Image Credit: UndocuBlack

The Next Crucial Steps Following the Designation of TPS for Cameroon


Last Friday, April 15th, after years of advocacy led by directly impacted community members and Black immigrant advocacy groups, such as the Cameroon Advocacy Network, Haitian Bridge Alliance, UndocuBlack Network and allies, DHS designated TPS for Cameroon for 18 months.

This is a hard-fought and long overdue victory for all Black immigrants. 

The unnecessary delay in announcing this designation, which resulted in the detention, forced disappearance, sexual assault and torture suffered by Cameroonian asylum seekers deported back painfully showcases the anti-Blackness that exists within the immigration enforcement system at large. A key step towards remedying the harms caused by the delay in designation is a strategic and equitable implementation plan. 

These are recommendations for successful implementation of TPS for Cameroon

  1. We are celebrating the long overdue designation of Cameroon for TPS. The efforts of the Cameroonian communities across the U.S. and Black immigrant organizations such as Cameroon Advocacy Network, Haitian Bridge Alliance and UndocuBlack Network with the support of allies lead to this victory. As we celebrate the recent decision, we must also underscore that a strategic implementation is essential to ensure that this designation provides protection from deportation and the opportunity to receive work permits for the 40,000 eligible people. 
  2.  Immediately publish the Federal Register Notice: An immediate publication of the Federal Register Notice (FRN) is the first step towards providing eligible Cameroonians the opportunity to apply for TPS. An FRN publication would officially open the registration period needed to free Cameroonians who are currently incarcerated in immigration detention, subject to requests for detainers or notification, or otherwise subject to enforcement and continue to be at risk of return to a country that through this announcement, has been deemed unsafe to return to. It is also important to note that a delayed FRN publication will create an environment in which those engaged in the unauthorized practice of immigration law can thrive and take advantage of the confusion of a TPS announcement without immediate implementation. 
  3. Waive registration fee: The law does not require any fee to be charged to newly register for TPS. In order to promote accessibility and in the spirit that TPS is life-saving protection, USCIS should not implement a fee for new Cameroonian registrants.
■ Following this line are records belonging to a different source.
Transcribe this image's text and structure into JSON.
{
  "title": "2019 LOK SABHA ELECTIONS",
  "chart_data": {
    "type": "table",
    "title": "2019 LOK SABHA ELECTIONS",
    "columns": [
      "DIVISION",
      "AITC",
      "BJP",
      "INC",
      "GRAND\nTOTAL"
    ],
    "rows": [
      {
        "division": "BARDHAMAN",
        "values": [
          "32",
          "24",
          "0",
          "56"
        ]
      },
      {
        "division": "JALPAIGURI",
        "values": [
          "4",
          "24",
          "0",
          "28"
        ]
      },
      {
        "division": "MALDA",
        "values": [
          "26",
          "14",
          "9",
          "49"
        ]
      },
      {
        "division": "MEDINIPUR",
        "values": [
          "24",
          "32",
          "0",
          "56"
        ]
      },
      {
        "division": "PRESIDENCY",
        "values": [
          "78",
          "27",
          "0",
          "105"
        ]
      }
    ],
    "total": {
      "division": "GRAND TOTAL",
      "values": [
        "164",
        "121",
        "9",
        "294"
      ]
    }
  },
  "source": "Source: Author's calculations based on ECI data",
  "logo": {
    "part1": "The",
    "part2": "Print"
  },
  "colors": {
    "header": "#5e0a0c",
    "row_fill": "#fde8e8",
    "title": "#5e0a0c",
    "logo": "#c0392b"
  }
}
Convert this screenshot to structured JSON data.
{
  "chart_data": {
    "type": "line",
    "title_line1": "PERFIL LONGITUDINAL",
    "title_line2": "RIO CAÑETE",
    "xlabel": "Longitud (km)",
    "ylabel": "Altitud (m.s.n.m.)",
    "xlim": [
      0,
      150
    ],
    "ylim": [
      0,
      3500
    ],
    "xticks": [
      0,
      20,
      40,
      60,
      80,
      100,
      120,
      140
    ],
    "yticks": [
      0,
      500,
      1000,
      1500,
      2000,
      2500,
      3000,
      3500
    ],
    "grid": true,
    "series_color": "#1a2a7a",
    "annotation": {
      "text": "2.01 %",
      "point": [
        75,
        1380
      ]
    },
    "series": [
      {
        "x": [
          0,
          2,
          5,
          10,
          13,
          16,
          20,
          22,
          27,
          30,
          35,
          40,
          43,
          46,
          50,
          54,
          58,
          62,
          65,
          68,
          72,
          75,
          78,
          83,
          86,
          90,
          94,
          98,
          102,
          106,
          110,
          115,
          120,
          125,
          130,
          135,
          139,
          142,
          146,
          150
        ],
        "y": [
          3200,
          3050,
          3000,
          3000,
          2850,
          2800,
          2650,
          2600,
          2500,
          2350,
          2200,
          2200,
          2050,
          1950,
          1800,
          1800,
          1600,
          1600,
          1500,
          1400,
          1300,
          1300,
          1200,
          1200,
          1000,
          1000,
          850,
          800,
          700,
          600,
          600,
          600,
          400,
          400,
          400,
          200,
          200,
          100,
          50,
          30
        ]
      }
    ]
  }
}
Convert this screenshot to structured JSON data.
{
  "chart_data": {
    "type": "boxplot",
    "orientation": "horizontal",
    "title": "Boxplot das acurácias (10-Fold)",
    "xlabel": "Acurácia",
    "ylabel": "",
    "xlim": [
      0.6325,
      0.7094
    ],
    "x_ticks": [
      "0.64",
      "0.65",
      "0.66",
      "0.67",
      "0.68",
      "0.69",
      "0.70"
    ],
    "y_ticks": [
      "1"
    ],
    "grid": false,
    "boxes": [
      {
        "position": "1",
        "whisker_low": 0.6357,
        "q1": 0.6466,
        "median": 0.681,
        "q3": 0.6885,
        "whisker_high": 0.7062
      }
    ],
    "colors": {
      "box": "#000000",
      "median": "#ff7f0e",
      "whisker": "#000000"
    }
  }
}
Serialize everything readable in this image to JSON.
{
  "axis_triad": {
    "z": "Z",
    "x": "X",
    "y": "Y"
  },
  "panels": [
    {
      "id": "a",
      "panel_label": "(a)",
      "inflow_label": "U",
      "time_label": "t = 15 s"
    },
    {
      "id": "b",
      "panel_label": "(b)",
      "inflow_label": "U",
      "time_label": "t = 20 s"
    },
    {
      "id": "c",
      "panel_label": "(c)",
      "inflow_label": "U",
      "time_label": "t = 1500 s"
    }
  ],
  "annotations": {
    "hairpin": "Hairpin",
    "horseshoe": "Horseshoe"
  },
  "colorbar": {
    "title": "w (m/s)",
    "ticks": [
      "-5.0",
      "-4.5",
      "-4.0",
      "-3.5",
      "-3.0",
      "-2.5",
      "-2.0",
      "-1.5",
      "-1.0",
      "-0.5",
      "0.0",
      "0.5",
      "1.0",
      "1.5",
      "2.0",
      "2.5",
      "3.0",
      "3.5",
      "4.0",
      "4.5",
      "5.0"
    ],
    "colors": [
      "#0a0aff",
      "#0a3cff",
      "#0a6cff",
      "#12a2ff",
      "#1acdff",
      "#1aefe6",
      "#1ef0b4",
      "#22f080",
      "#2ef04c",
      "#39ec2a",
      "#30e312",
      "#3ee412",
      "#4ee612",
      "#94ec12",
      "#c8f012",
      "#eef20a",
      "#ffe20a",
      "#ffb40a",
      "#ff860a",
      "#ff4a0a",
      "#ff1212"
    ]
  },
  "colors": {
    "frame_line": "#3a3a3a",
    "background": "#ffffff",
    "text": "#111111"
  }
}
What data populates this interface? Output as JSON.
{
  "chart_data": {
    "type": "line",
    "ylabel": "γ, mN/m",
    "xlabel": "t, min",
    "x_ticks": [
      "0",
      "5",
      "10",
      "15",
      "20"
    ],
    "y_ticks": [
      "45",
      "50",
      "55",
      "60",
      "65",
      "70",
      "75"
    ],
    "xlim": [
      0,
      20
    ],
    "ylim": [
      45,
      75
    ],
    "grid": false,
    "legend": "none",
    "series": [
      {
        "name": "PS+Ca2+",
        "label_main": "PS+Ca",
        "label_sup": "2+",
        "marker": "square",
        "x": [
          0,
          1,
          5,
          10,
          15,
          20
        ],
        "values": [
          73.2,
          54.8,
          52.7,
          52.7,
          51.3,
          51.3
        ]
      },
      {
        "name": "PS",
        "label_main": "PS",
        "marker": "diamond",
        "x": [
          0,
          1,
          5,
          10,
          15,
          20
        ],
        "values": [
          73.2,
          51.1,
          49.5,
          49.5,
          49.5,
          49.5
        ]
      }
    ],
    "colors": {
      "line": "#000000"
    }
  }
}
This is particularly critical in light of the ongoing economic strife as a result of COVID-19, with many individuals depleting their savings or being unable to secure and maintain employment.
  4. Put in place a robust, culturally competent outreach plan including: Immediately coordinating with ICE and CBP to ensure that eligible Cameroonians currently detained in ICE/CBP custody have access to legal services and are immediately able to apply for TPS. DHS can do this through partnerships with community-based organizations to ensure access to services.

a. Identifying culturally competent channels to deliver essential information to Cameroonians who will be eligible for TPS. This should include exploring funding/grants to NGOs to assist in resourcing outreach programs. 

b. Extensive education and outreach to combat notario fraud, especially while the FRN is pending. 

c. Stakeholder engagement within one week of published FRN and ongoing engagements throughout the registration period. 

d. USCIS Community Relations Officers (CROs) holding at least biweekly events in areas with high Cameroonian populations throughout the duration of the registration/re-registration period. To ensure that eligible Cameroonians have information and apply for TPS protection, CROs should conduct outreach to local governments, community-based organizations, religious institutions, and more. CROs should also reach out to departments of motor vehicles and major employers to help navigate and troubleshoot issues that may arise for current TPS holders re-registering. 

e. Regular coordination with the Department of Justice Immigrant and Employee Rights Section as well as Congressional inquiry services at offices in districts with large Cameroonian populations to receive feedback on issues that Cameroonians are facing with their TPS at work, departments of motor vehicles, and elsewhere. 

  1. Address USCIS processing issues: Ensuring that TPS holders receive new work permits as soon as possible in order to minimize confusion and issues at work and departments of motor vehicles. For applicants who already have biometric information on file, USCIS should, especially in light of COVID-19, waive biometrics appointments – a standard set by USCIS in the past year. 
  2.  Regularly publish data on status of new registrations: USCIS should publish data on a monthly basis to show how many Cameroonians have newly registered and re-registered to assist advocacy groups in their efforts to fill in gaps in outreach, education, and legal services needs. USCIS should also provide data on the number of accepted, denied, pending, and rejected applications; for denials, USCIS should publish the grounds for denial.

Other majority-Black countries that meet the requirements for relief must also receive TPS designation immediately. We hope Mauritania with the widespread practice of enslaving its Black population and Ethiopia with the armed conflict and humanitarian crisis in its Tigray region will also receive TPS designation soon.